Me, my parents, five brothers and about 10 of my relatives would go over to my grandparents house where my grandfather would spend the whole day cooking the largest turkey that money could buy, usually in excess of 25 pounds. It was considered quite manly to eat a lot so as a young boy I would eat a huge amount of turkey, for me being the whole leg from this massive bird, plus the usual fixings like mashed potatoes, sweet potatoes, cranberry sauce, stuffing, creamed onions, green beans, corn, gravy, topped off with a desert of a choice of apple, pumpkin or cherry pie with ice cream. Seconds of dessert was mandatory.

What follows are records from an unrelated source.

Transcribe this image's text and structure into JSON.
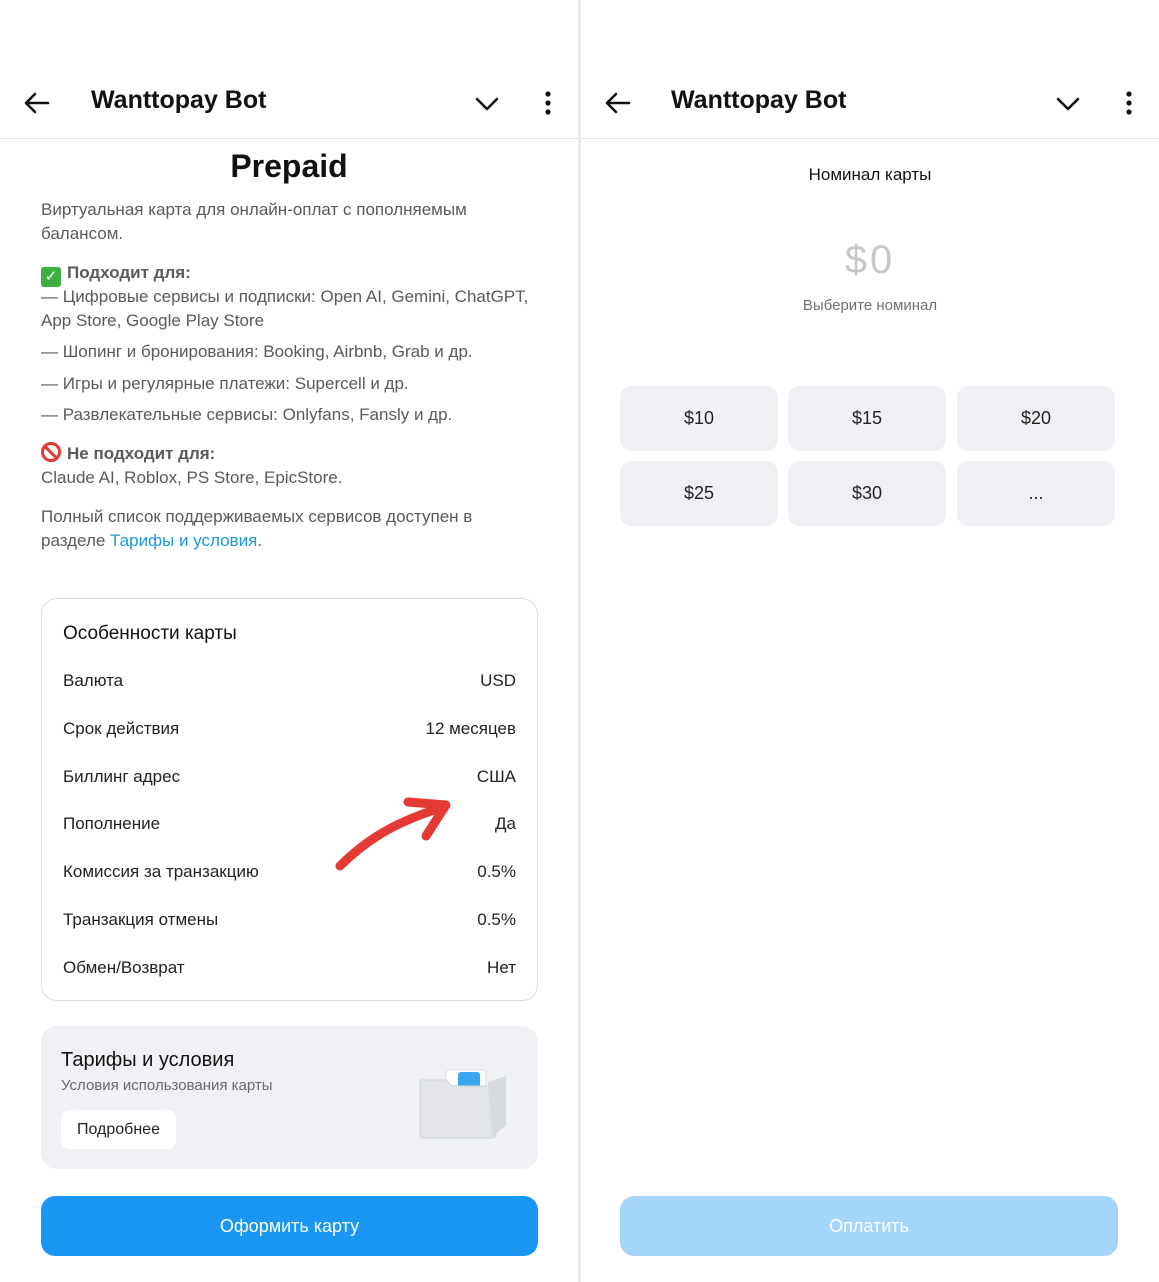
{
  "colors": {
    "accent": "#1a97f2",
    "link": "#1a9ad6",
    "pay_disabled": "#a4d5fa",
    "annotation_arrow": "#e53935"
  },
  "left": {
    "header": {
      "title": "Wanttopay Bot",
      "icons": [
        "arrow-left-icon",
        "chevron-down-icon",
        "more-vertical-icon"
      ]
    },
    "cut_title": "...",
    "title": "Prepaid",
    "description": "Виртуальная карта для онлайн-оплат с пополняемым балансом.",
    "suitable_title": "Подходит для:",
    "suitable_items": [
      "— Цифровые сервисы и подписки: Open AI, Gemini, ChatGPT, App Store, Google Play Store",
      "— Шопинг и бронирования: Booking, Airbnb, Grab и др.",
      "— Игры и регулярные платежи: Supercell и др.",
      "— Развлекательные сервисы: Onlyfans, Fansly и др."
    ],
    "not_suitable_title": "Не подходит для:",
    "not_suitable_text": "Claude AI, Roblox, PS Store, EpicStore.",
    "full_list_prefix": "Полный список поддерживаемых сервисов доступен в разделе ",
    "full_list_link": "Тарифы и условия",
    "full_list_suffix": ".",
    "features": {
      "title": "Особенности карты",
      "rows": [
        {
          "key": "Валюта",
          "value": "USD"
        },
        {
          "key": "Срок действия",
          "value": "12 месяцев"
        },
        {
          "key": "Биллинг адрес",
          "value": "США"
        },
        {
          "key": "Пополнение",
          "value": "Да"
        },
        {
          "key": "Комиссия за транзакцию",
          "value": "0.5%"
        },
        {
          "key": "Транзакция отмены",
          "value": "0.5%"
        },
        {
          "key": "Обмен/Возврат",
          "value": "Нет"
        }
      ]
    },
    "tariff": {
      "title": "Тарифы и условия",
      "subtitle": "Условия использования карты",
      "button": "Подробнее"
    },
    "primary_button": "Оформить карту"
  },
  "right": {
    "header": {
      "title": "Wanttopay Bot"
    },
    "nominal_title": "Номинал карты",
    "amount": "$0",
    "amount_hint": "Выберите номинал",
    "amount_options": [
      "$10",
      "$15",
      "$20",
      "$25",
      "$30",
      "..."
    ],
    "pay_button": "Оплатить"
  }
}
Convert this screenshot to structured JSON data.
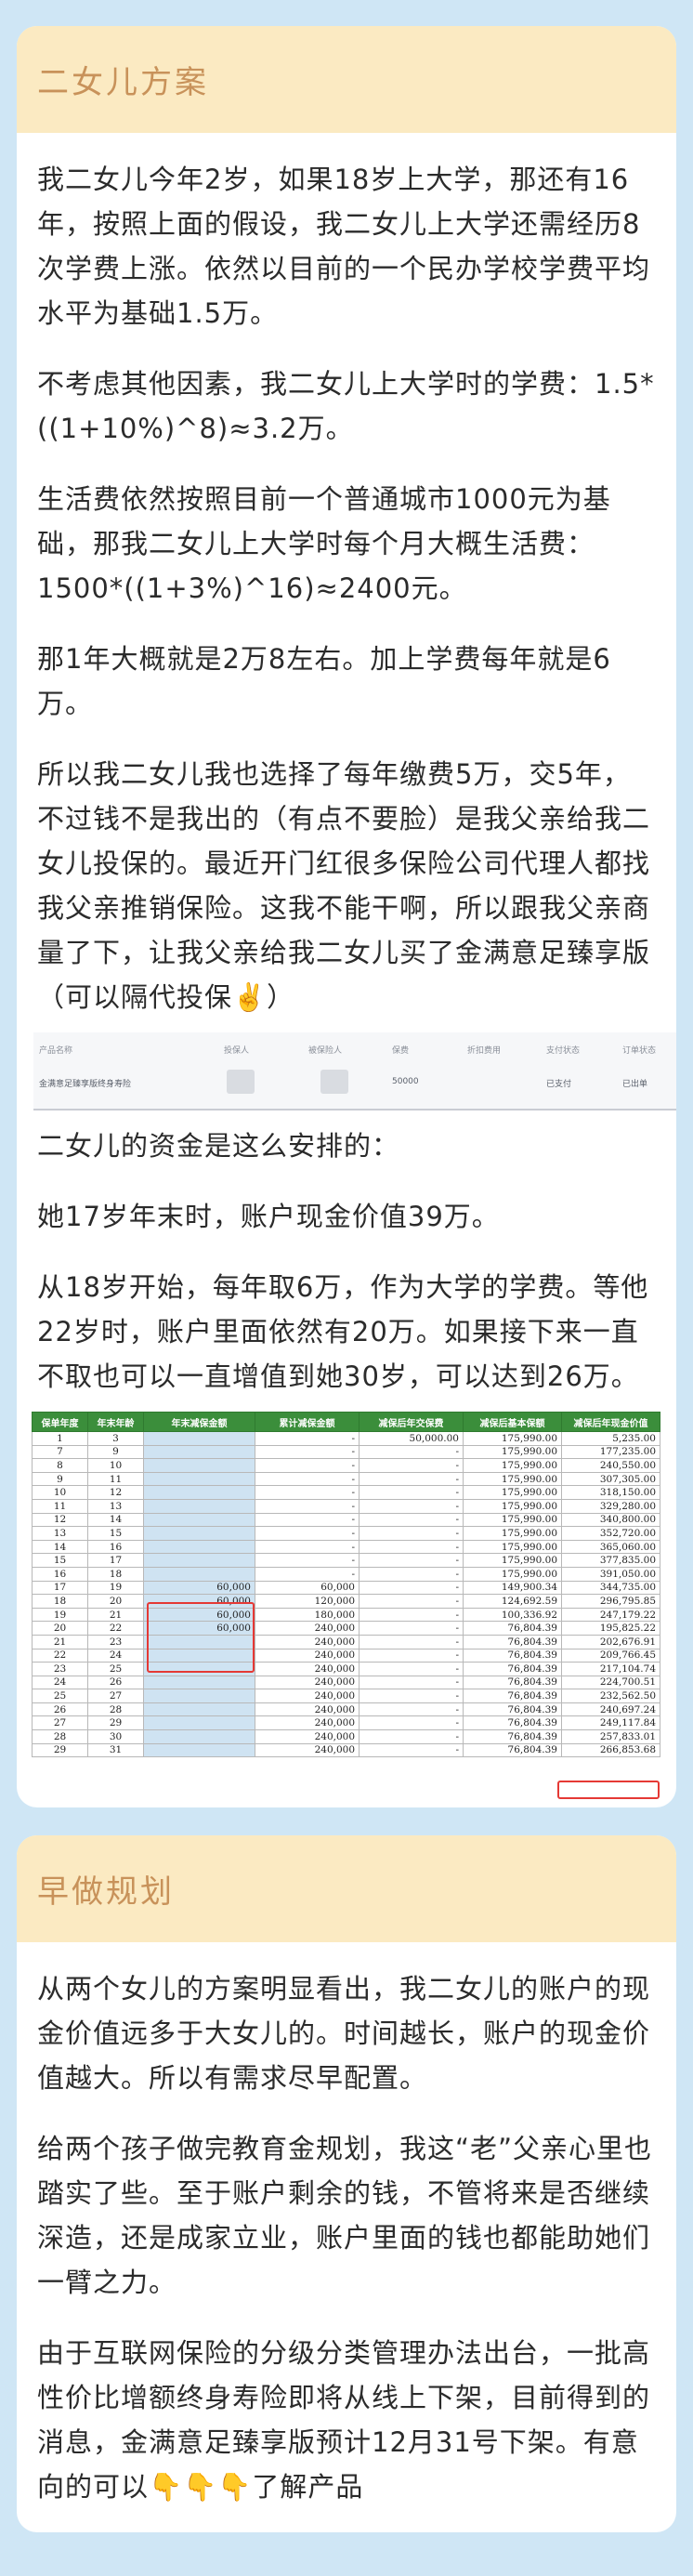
{
  "card1": {
    "title": "二女儿方案",
    "paragraphs": [
      "我二女儿今年2岁，如果18岁上大学，那还有16年，按照上面的假设，我二女儿上大学还需经历8次学费上涨。依然以目前的一个民办学校学费平均水平为基础1.5万。",
      "不考虑其他因素，我二女儿上大学时的学费：1.5*((1+10%)^8)≈3.2万。",
      "生活费依然按照目前一个普通城市1000元为基础，那我二女儿上大学时每个月大概生活费：1500*((1+3%)^16)≈2400元。",
      "那1年大概就是2万8左右。加上学费每年就是6万。",
      "所以我二女儿我也选择了每年缴费5万，交5年，不过钱不是我出的（有点不要脸）是我父亲给我二女儿投保的。最近开门红很多保险公司代理人都找我父亲推销保险。这我不能干啊，所以跟我父亲商量了下，让我父亲给我二女儿买了金满意足臻享版（可以隔代投保✌️）"
    ],
    "policy_table": {
      "headers": [
        "产品名称",
        "投保人",
        "被保险人",
        "保费",
        "折扣费用",
        "支付状态",
        "订单状态"
      ],
      "row": [
        "金满意足臻享版终身寿险",
        "",
        "",
        "50000",
        "",
        "已支付",
        "已出单"
      ]
    },
    "paragraphs2": [
      "二女儿的资金是这么安排的：",
      "她17岁年末时，账户现金价值39万。",
      "从18岁开始，每年取6万，作为大学的学费。等他22岁时，账户里面依然有20万。如果接下来一直不取也可以一直增值到她30岁，可以达到26万。"
    ],
    "value_table": {
      "headers": [
        "保单年度",
        "年末年龄",
        "年末减保金额",
        "累计减保金额",
        "减保后年交保费",
        "减保后基本保额",
        "减保后年现金价值"
      ],
      "rows": [
        [
          "1",
          "3",
          "",
          "-",
          "50,000.00",
          "175,990.00",
          "5,235.00"
        ],
        [
          "7",
          "9",
          "",
          "-",
          "-",
          "175,990.00",
          "177,235.00"
        ],
        [
          "8",
          "10",
          "",
          "-",
          "-",
          "175,990.00",
          "240,550.00"
        ],
        [
          "9",
          "11",
          "",
          "-",
          "-",
          "175,990.00",
          "307,305.00"
        ],
        [
          "10",
          "12",
          "",
          "-",
          "-",
          "175,990.00",
          "318,150.00"
        ],
        [
          "11",
          "13",
          "",
          "-",
          "-",
          "175,990.00",
          "329,280.00"
        ],
        [
          "12",
          "14",
          "",
          "-",
          "-",
          "175,990.00",
          "340,800.00"
        ],
        [
          "13",
          "15",
          "",
          "-",
          "-",
          "175,990.00",
          "352,720.00"
        ],
        [
          "14",
          "16",
          "",
          "-",
          "-",
          "175,990.00",
          "365,060.00"
        ],
        [
          "15",
          "17",
          "",
          "-",
          "-",
          "175,990.00",
          "377,835.00"
        ],
        [
          "16",
          "18",
          "",
          "-",
          "-",
          "175,990.00",
          "391,050.00"
        ],
        [
          "17",
          "19",
          "60,000",
          "60,000",
          "-",
          "149,900.34",
          "344,735.00"
        ],
        [
          "18",
          "20",
          "60,000",
          "120,000",
          "-",
          "124,692.59",
          "296,795.85"
        ],
        [
          "19",
          "21",
          "60,000",
          "180,000",
          "-",
          "100,336.92",
          "247,179.22"
        ],
        [
          "20",
          "22",
          "60,000",
          "240,000",
          "-",
          "76,804.39",
          "195,825.22"
        ],
        [
          "21",
          "23",
          "",
          "240,000",
          "-",
          "76,804.39",
          "202,676.91"
        ],
        [
          "22",
          "24",
          "",
          "240,000",
          "-",
          "76,804.39",
          "209,766.45"
        ],
        [
          "23",
          "25",
          "",
          "240,000",
          "-",
          "76,804.39",
          "217,104.74"
        ],
        [
          "24",
          "26",
          "",
          "240,000",
          "-",
          "76,804.39",
          "224,700.51"
        ],
        [
          "25",
          "27",
          "",
          "240,000",
          "-",
          "76,804.39",
          "232,562.50"
        ],
        [
          "26",
          "28",
          "",
          "240,000",
          "-",
          "76,804.39",
          "240,697.24"
        ],
        [
          "27",
          "29",
          "",
          "240,000",
          "-",
          "76,804.39",
          "249,117.84"
        ],
        [
          "28",
          "30",
          "",
          "240,000",
          "-",
          "76,804.39",
          "257,833.01"
        ],
        [
          "29",
          "31",
          "",
          "240,000",
          "-",
          "76,804.39",
          "266,853.68"
        ]
      ]
    }
  },
  "card2": {
    "title": "早做规划",
    "paragraphs": [
      "从两个女儿的方案明显看出，我二女儿的账户的现金价值远多于大女儿的。时间越长，账户的现金价值越大。所以有需求尽早配置。",
      "给两个孩子做完教育金规划，我这“老”父亲心里也踏实了些。至于账户剩余的钱，不管将来是否继续深造，还是成家立业，账户里面的钱也都能助她们一臂之力。",
      "由于互联网保险的分级分类管理办法出台，一批高性价比增额终身寿险即将从线上下架，目前得到的消息，金满意足臻享版预计12月31号下架。有意向的可以👇👇👇了解产品"
    ]
  },
  "colors": {
    "page_bg": "#cfe6f5",
    "header_bg": "#fbeac2",
    "title_color": "#c8925a",
    "table_header": "#3b8e3b",
    "table_blue": "#cfe3f2",
    "highlight": "#e53935"
  }
}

Terry Reiber, Alden Lifetime Member


Grandmother Nora Edson Bowman - Descendant of Joseph Alden

Click photo above to enlarge

Hi, this is a Thanksgiving story about my great Grandmother Nora Edson Bowman descendant of Joseph Alden! Sincerely, Jennifer Hovey Reiter


Story Submitted by Susan Hall McCannell

I fondly recall our family gatherings with my dad’s New England family. Always on the menu, besides the turkey and fixings, were turnips and creamed onions, which were favorites of his uncle. He was the brother to my dad’s mother, the matriarch of the New England family going back many generations. The gatherings of nearly 30 often occurred at our home. My great uncle relished the gatherings as it reminded him of his family of 10 brothers and sisters, his parents, and other family members who lived nearby the family farm in Southern Maine. To this day, I pass on the turnips but enjoy the creamed onions. I also enjoy watching the Detroit Lions, who always played on Thanksgiving Day, often back then in snow. I also recall that my great uncle always said the prayer of thanks. When he died, my father took over that family tradition with much grace and heartfelt thanks. Good memories of family times, good food, and a time of giving thanks.